People needing transplants are set to take precedence over other candidates on the waiting list starting tomorrow if their spouse or a three-degree relative is an organ or tissue donor, the Taiwan Organ Registry and Sharing Center said yesterday as it announced the implementation of the long-awaited policy expected to boost organ donations.
“The new policy’s implementation not only demonstrates that Taiwan is a patient-centered country where ethics and the law are both upheld, but also makes it the first nation in the world to give families of organ donors priority on transplant waiting lists,” center chairman Lee Po-chang (李伯璋) told a news conference in Taipei. “This marks a significant and substantial milestone in the country’s development of organ donations and transplants.”
Under the new regulations drawn up by the Ministry of Health and Welfare, people are to be allowed to move higher on the transplant waiting list if any of their relatives within three degrees of kinship or their spouses have donated organs or tissues, providing that other registered candidates are not as ill.
According to the Civil Code, a person’s first-degree relative is a parent or child; second-degree is a grandparent, grandchild or sibling; and third-degree relatives are great-grandparents, uncles, aunts, nephews, great-grandchildren and nieces.
Current regulations only allow the organs of a brain-dead person to be donated to their fifth-degree relatives by blood or marriage. If none of them require an organ transplant upon the person’s death, the organs are then given to other patients on the list. The donor’s relatives are not be given priority should they need a transplant in the future.

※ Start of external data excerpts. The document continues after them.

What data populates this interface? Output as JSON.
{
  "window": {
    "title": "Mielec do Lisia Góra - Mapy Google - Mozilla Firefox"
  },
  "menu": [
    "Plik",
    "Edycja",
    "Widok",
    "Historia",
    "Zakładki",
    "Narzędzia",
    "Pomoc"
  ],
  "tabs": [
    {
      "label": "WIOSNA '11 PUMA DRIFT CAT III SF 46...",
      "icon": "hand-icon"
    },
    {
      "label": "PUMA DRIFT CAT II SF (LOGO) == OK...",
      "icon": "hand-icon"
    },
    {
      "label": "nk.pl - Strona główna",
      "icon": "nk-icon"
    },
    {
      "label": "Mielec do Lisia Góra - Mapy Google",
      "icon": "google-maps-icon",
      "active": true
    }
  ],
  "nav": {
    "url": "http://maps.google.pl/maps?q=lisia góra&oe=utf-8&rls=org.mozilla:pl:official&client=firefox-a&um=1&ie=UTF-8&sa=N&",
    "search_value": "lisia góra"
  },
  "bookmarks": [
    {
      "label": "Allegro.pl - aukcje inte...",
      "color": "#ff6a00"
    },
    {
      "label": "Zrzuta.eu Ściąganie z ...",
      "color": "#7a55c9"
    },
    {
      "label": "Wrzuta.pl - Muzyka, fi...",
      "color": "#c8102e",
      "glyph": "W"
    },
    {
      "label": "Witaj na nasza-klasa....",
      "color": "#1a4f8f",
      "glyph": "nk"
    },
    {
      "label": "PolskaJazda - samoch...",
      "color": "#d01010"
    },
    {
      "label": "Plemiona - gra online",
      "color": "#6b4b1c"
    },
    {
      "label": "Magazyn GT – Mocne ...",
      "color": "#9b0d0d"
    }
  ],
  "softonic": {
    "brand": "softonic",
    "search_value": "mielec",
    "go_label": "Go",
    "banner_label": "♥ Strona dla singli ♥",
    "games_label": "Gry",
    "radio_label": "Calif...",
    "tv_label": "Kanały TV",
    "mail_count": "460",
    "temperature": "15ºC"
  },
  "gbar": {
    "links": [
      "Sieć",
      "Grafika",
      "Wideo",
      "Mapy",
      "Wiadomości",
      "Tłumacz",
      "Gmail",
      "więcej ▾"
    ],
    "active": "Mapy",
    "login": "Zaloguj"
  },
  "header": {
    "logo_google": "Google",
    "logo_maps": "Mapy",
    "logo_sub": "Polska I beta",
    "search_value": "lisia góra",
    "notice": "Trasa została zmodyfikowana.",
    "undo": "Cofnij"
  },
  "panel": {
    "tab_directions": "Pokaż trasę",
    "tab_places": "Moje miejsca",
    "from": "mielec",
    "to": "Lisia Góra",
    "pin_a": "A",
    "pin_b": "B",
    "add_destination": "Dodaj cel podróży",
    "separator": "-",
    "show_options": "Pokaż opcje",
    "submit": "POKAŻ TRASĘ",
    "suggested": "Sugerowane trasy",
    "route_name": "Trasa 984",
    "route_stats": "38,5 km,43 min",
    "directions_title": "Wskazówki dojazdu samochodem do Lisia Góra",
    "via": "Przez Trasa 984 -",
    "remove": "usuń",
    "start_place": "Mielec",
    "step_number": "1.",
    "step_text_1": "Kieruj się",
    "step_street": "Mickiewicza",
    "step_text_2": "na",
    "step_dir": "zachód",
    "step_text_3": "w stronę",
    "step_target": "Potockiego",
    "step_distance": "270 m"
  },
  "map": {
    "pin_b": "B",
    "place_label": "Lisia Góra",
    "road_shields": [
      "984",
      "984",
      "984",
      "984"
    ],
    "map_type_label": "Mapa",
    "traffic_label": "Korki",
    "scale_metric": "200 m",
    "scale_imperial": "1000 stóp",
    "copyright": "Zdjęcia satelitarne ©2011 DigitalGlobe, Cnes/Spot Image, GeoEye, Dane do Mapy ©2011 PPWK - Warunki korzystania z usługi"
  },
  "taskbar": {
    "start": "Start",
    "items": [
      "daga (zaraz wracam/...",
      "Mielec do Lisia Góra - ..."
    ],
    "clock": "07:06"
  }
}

Lee said that as of noon yesterday, a total of 8,657 people nationwide were waiting for a new organ, of them 6,421 are in need of a kidney transplant.
“However, there are only slightly more than 200 organ donors in Taiwan per year on average, which makes the demand 40 to 175 times greater than the supply,” Lee said, adding that he hopes the new regulation could help promote the notion that “helping others is helping yourself.”
Wang Tsung-hsi (王宗曦), director of the ministry’s Department of Medical Affairs, said the new policy is retroactive, meaning that people who are able to present documents showing their relatives’ donation history would be moved to the top of the waiting list, regardless of how long ago the procedures occurred.
“More than 90 registered candidates are expected to receive priority once the new policy takes effect,” Wang said.
One of them is the eldest son of 77-year-old Chao Li-chuan (趙麗娟), who decided to donate her youngest son’s usable organs five years ago after he died suddenly of a brain hemorrhage.
“The Buddha has taught me to be compassionate and merciful. When my youngest son passed away, I thought of those patients who had died waiting for an organ and decided that it was best that my boy’s organs were given to others in need,” Chao said.
Three years later, Chao’s eldest son suffered kidney failure and has been on dialysis ever since while he awaits a transplant.
“I never thought that the decision I made years ago out of pure altruism would now give my eldest son a better chance of getting a new kidney,” Chao said. “The new policy is rather encouraging.”